Of course I will hear what the Minister has to say, but I wonder whether it is feasible to carry out the sort of detailed and thorough Parole Board assessment that the noble and learned Lord has in mind.

At the heart of the analysis is when, if ever, it would be safe to release a prisoner who has committed a terrorist offence. Jonathan Hall QC, the Independent Reviewer of Terrorism Legislation, whose distinguished predecessors have already spoken in this debate, said:

“It is said that keeping terrorist prisoners longer in custody will protect the public … But the question is whether keeping a non-risky prisoner longer in custody, rather than releasing them, will protect the public.”

With respect, that seems to me to beg the central question: how do we know whether someone is non-risky? Rehabilitation has never been an exact science. It fails more than it succeeds but, as a number of noble Lords have said, the problem with deradicalisation is particularly acute. As the noble Lord, Lord Evans, has pointed out, a number of attempts all over the world have failed to establish a really satisfactory way of proving to anybody that deradicalisation has worked in any particular instance.
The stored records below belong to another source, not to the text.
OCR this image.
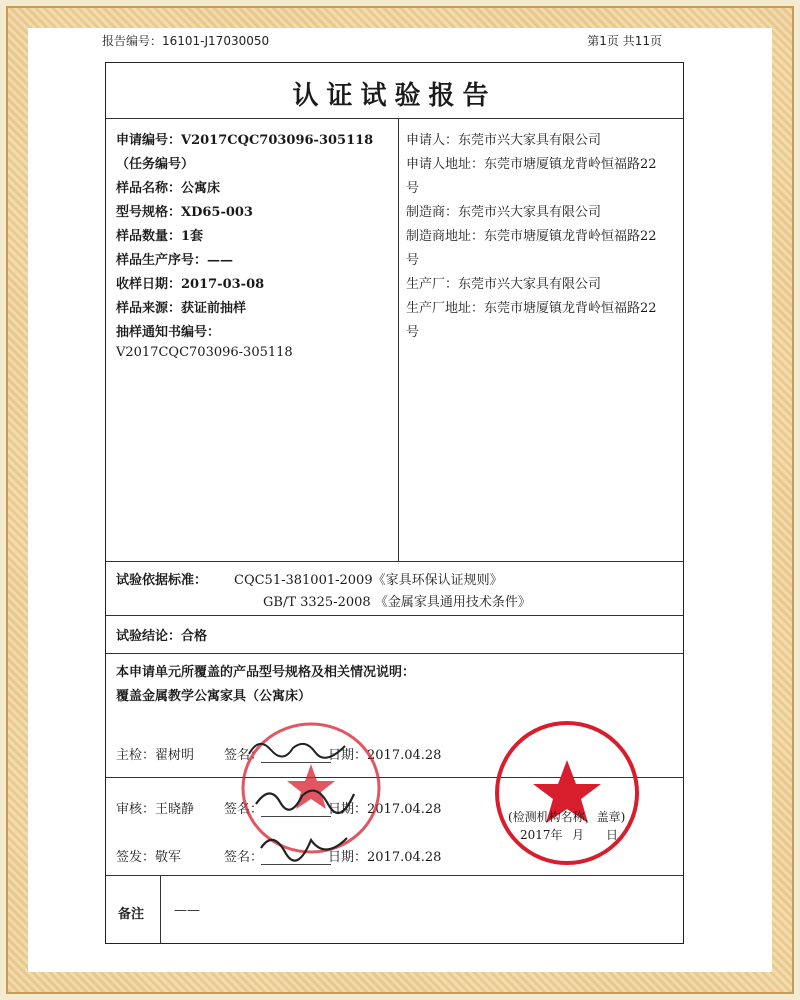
报告编号：16101-J17030050	第1页 共11页
认证试验报告
申请编号：V2017CQC703096-305118
（任务编号）
样品名称：公寓床
型号规格：XD65-003
样品数量：1套
样品生产序号：——
收样日期：2017-03-08
样品来源：获证前抽样
抽样通知书编号：
V2017CQC703096-305118
申请人：东莞市兴大家具有限公司
申请人地址：东莞市塘厦镇龙背岭恒福路22
号
制造商：东莞市兴大家具有限公司
制造商地址：东莞市塘厦镇龙背岭恒福路22
号
生产厂：东莞市兴大家具有限公司
生产厂地址：东莞市塘厦镇龙背岭恒福路22
号
试验依据标准： CQC51-381001-2009《家具环保认证规则》
GB/T 3325-2008 《金属家具通用技术条件》
试验结论：合格
本申请单元所覆盖的产品型号规格及相关情况说明：
覆盖金属教学公寓家具（公寓床）
主检：翟树明 签名：	日期：2017.04.28
审核：王晓静 签名：	日期：2017.04.28
签发：敬军	签名：	日期：2017.04.28
备注 ——
(检测机构名称，盖章)
2017年 月 日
I remember as a Justice Minister having a number of conversations with my counterparts in the European Union, all of whom had the same problems. Whatever the shortcomings of our deradicalisation programme, it was considerably more advanced than those of most European countries. It is because of the warped ideology that often lies behind the terrorism that difficulties are particularly pronounced, and I take the point of the noble Lord, Lord Cormack, that it is very different from the form of terrorism we were confronted with in the 1960s and 1970s.

I understand from the Minister and what was said in the House of Commons that the Parole Board will have special expertise to help decide whether it is safe to release these prisoners, but even very experienced High Court judges, probation officers and those with special knowledge are still confronted with the almost impossible task of assessing whether someone is safe or not. The fact is that in one case, Fishmongers’ Hall, the prisoner had fooled everybody and in another, the Streatham case, he had not fooled anybody at all. However, even then, with police and security officers right on the scene, he was not prevented from seriously wounding those at the scene.

What do we do? The Government will bring legislation, and nobody can pretend that this Bill is anything but a temporary response. The noble Lord, Lord Cormack, referred to the return of IPP prisoners, and I stand behind the noble and learned Lord, Lord Brown of Eaton-under-Heywood, who has been a doughty champion of those unfairly affected by the previous regime. He has been absolutely right to pursue the policy as he has, but we are talking about something different here. The noble Lord, Lord Cormack, talked about the threat to St Paul’s and to individuals. It needs a radical change of thought. Unfortunately, civil liberties will be threatened, but the Government have to do their job to protect the public.

Control orders have been raised, along with their somewhat more anaemic cousins, TPIMs. I am afraid that control orders would not have helped in Streatham; however close the control, it would not have done any good. Whether we have a special court or IPP sentences, we must seize this problem. This is a short response to a particular difficulty, but it does not begin to address the real problems we face.